Around noon, Atta Jabber called to report that at about 11:30, an Israeli
Caterpillar bulldozer, escorted by about fifty-sixty soldiers, came to the
two-room house that his cousin Faraz Jaber had been building. In nine
minutes, the house was demolished. While that was happening, Atta Jaber
said that about thirty members of three other families living close by were
ordered to stay in their houses until the Israeli authorities completed the
destruction. CPT also received reports of a house Ishaq Irsaieh was
building near the junction of Highway 60 and the Yatta Road also being
demolished.

Thursday November 30, 2006

CPT Hebron went to At-Tuwani for an all-CPT Palestine team meeting.

Friday 1 December 2006

Shortly before noon, Lynes and McLean went to the Ibrahimi Mosque turnstiles
and the area beside the Gutnick center. Soldiers had killed a Palestinian
man from the Wadi Nasara area who had allegedly attacked a soldier with a
homemade gasoline bomb. They wanted to be on hand in case there was any
tension in the area because of the killing. Extra soldiers were in the area
and checked many IDs. No confrontations occurred. Levin joined the CPTers,
and the three attempted to go back to the CPT apartment through Gates 4/5
but sentries turned them back. One said it was because of the shooting.

Saturday, Dec. 2, 2006

During early morning school patrol, McLean and Lynes stationed themselves in
the area between Gates 4/5 and the outpost near the Gutnick Center. McLean
noticed a group of about 8 to 10 young pre-teen age Israeli settler boys
bearing down on a lone Palestinian youth trying to walk to school. The
settler boys began taunting him and then, surrounding him, began pelting him
with stones. McLean attempted to get between the settler boys and the
Palestinian but before she could, one raging settler boy tried to knock the
Palestinian boy to the ground by kicking him. When McLean did get between
them, the Palestinian boy dashed to where Israeli soldiers were standing.
The soldiers tried to stop the settler boys but by then, the Palestinian boy
had grabbed a stone and thrown it at them. After that, stones began
flying. McLean ducked and at the same time asked a gathering crowd of young
Palestinians to go on to school rather than join in the stone throwing,
which they started to do. Then, a Palestinian girl coming from another
direction was stoned by one of the settler boys. She ran to avoid being
hit. She then requested that the gathering crowd go to school to reduce the
violence. They left and things settled down until a young female
Palestinian came from the opposite direction. The settler boys' ringleader
then began throwing stones at her. McLean again intervened and the soldiers
forced the settler boys to be on their way. As they reluctantly cleared the
area, they waved their fists and shouted angrily at the soldiers.

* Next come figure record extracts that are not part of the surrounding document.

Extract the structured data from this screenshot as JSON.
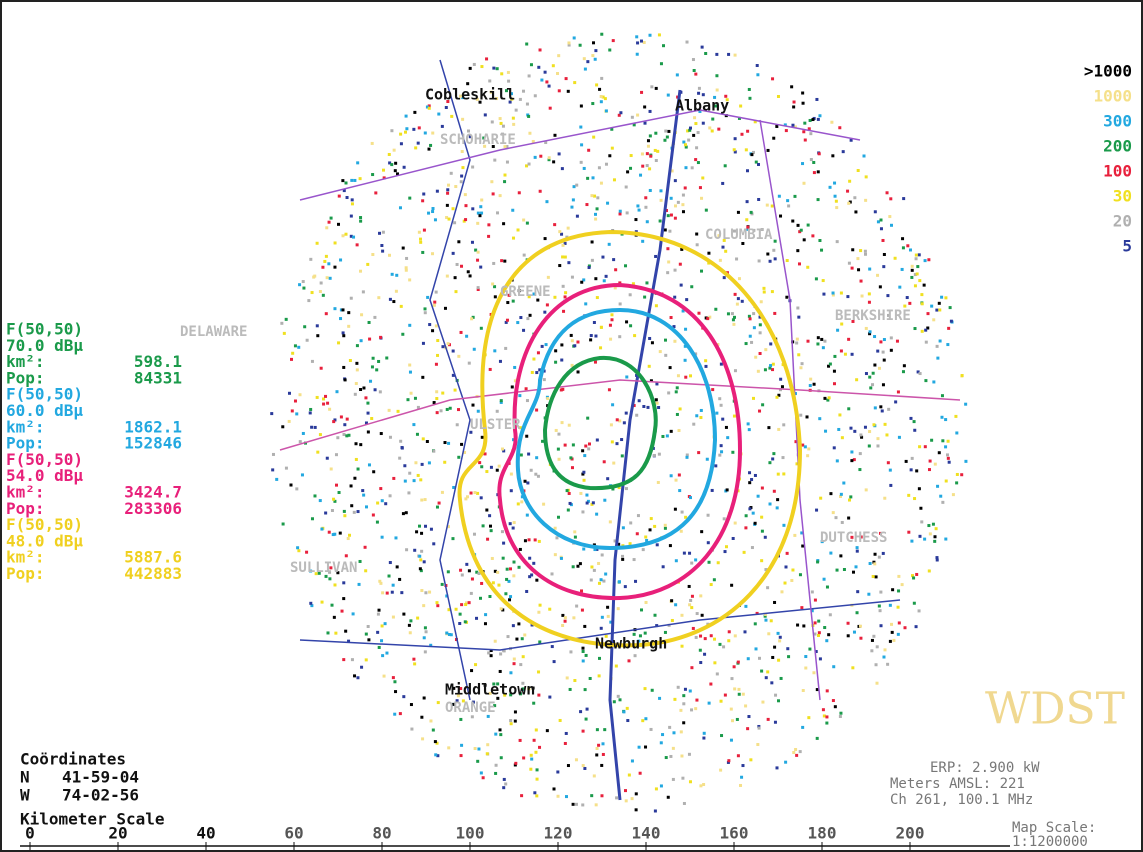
{
  "places": [
    "Cobleskill",
    "Albany",
    "SCHOHARIE",
    "GREENE",
    "COLUMBIA",
    "DELAWARE",
    "BERKSHIRE",
    "ULSTER",
    "SULLIVAN",
    "DUTCHESS",
    "Newburgh",
    "Middletown",
    "ORANGE"
  ],
  "density_legend": [
    {
      "label": ">1000",
      "color": "#000000"
    },
    {
      "label": "1000",
      "color": "#f5e08a"
    },
    {
      "label": "300",
      "color": "#22a8e0"
    },
    {
      "label": "200",
      "color": "#1a9a4a"
    },
    {
      "label": "100",
      "color": "#e8203c"
    },
    {
      "label": "30",
      "color": "#f0e020"
    },
    {
      "label": "20",
      "color": "#b0b0b0"
    },
    {
      "label": "5",
      "color": "#2a3a9a"
    }
  ],
  "contours": [
    {
      "method": "F(50,50)",
      "level": "70.0 dBµ",
      "area_label": "km²:",
      "area": 598.1,
      "pop_label": "Pop:",
      "pop": 84331,
      "color": "#1a9a4a"
    },
    {
      "method": "F(50,50)",
      "level": "60.0 dBµ",
      "area_label": "km²:",
      "area": 1862.1,
      "pop_label": "Pop:",
      "pop": 152846,
      "color": "#22a8e0"
    },
    {
      "method": "F(50,50)",
      "level": "54.0 dBµ",
      "area_label": "km²:",
      "area": 3424.7,
      "pop_label": "Pop:",
      "pop": 283306,
      "color": "#e8207a"
    },
    {
      "method": "F(50,50)",
      "level": "48.0 dBµ",
      "area_label": "km²:",
      "area": 5887.6,
      "pop_label": "Pop:",
      "pop": 442883,
      "color": "#f0d020"
    }
  ],
  "coordinates": {
    "title": "Coördinates",
    "lat_label": "N",
    "lat": "41-59-04",
    "lon_label": "W",
    "lon": "74-02-56"
  },
  "scale": {
    "title": "Kilometer Scale",
    "ticks": [
      0,
      20,
      40,
      60,
      80,
      100,
      120,
      140,
      160,
      180,
      200
    ]
  },
  "station": {
    "call": "WDST",
    "erp": "ERP: 2.900 kW",
    "height": "Meters AMSL: 221",
    "channel": "Ch 261, 100.1 MHz",
    "map_scale_label": "Map Scale:",
    "map_scale": "1:1200000"
  }
}
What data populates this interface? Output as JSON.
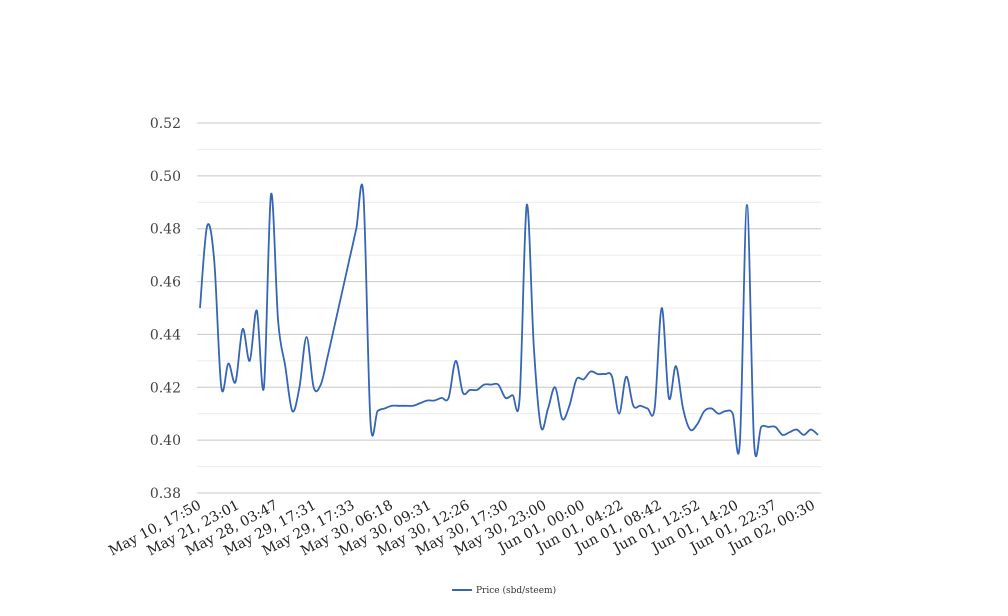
{
  "chart_data": {
    "type": "line",
    "title": "",
    "xlabel": "",
    "ylabel": "",
    "ylim": [
      0.38,
      0.52
    ],
    "y_ticks": [
      "0.38",
      "0.40",
      "0.42",
      "0.44",
      "0.46",
      "0.48",
      "0.50",
      "0.52"
    ],
    "y_tick_values": [
      0.38,
      0.4,
      0.42,
      0.44,
      0.46,
      0.48,
      0.5,
      0.52
    ],
    "x_tick_labels": [
      "May 10, 17:50",
      "May 21, 23:01",
      "May 28, 03:47",
      "May 29, 17:31",
      "May 29, 17:33",
      "May 30, 06:18",
      "May 30, 09:31",
      "May 30, 12:26",
      "May 30, 17:30",
      "May 30, 23:00",
      "Jun 01, 00:00",
      "Jun 01, 04:22",
      "Jun 01, 08:42",
      "Jun 01, 12:52",
      "Jun 01, 14:20",
      "Jun 01, 22:37",
      "Jun 02, 00:30"
    ],
    "grid": true,
    "legend_position": "bottom",
    "series": [
      {
        "name": "Price (sbd/steem)",
        "color": "#3465b6",
        "values": [
          0.45,
          0.481,
          0.468,
          0.42,
          0.429,
          0.422,
          0.442,
          0.43,
          0.449,
          0.42,
          0.493,
          0.445,
          0.428,
          0.411,
          0.42,
          0.439,
          0.42,
          0.421,
          0.432,
          0.444,
          0.456,
          0.468,
          0.48,
          0.493,
          0.407,
          0.411,
          0.412,
          0.413,
          0.413,
          0.413,
          0.413,
          0.414,
          0.415,
          0.415,
          0.416,
          0.416,
          0.43,
          0.418,
          0.419,
          0.419,
          0.421,
          0.421,
          0.421,
          0.416,
          0.417,
          0.416,
          0.489,
          0.435,
          0.405,
          0.412,
          0.42,
          0.408,
          0.413,
          0.423,
          0.423,
          0.426,
          0.425,
          0.425,
          0.424,
          0.41,
          0.424,
          0.413,
          0.413,
          0.412,
          0.412,
          0.45,
          0.416,
          0.428,
          0.412,
          0.404,
          0.406,
          0.411,
          0.412,
          0.41,
          0.411,
          0.41,
          0.399,
          0.489,
          0.399,
          0.405,
          0.405,
          0.405,
          0.402,
          0.403,
          0.404,
          0.402,
          0.404,
          0.402
        ]
      }
    ]
  }
}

Levin and Uhler joined McLean and Lynes and all four started to return to
the CPT apartment via gates 4/5. However, soldiers turned them back, and
they had to go to the apartment via the Ibrahimi Mosque gate.

Lynes, McLean and Uhler went to a Palestinian Youth Association (PYA)
exhibition in H1 (The Palestinian administered area of Hebron) to see craft
items displayed there by women from Dura and surrounding villages. The
organizers invited CPT, along with various NGOs and international
organizations serving in Hebron, to leave handout material explaining their
service to the community. CPT made available a brand new trifold brochure
in Arabic created especially for this opportunity to describe its work.

At the end of the day, telephone and internet service had not been restored.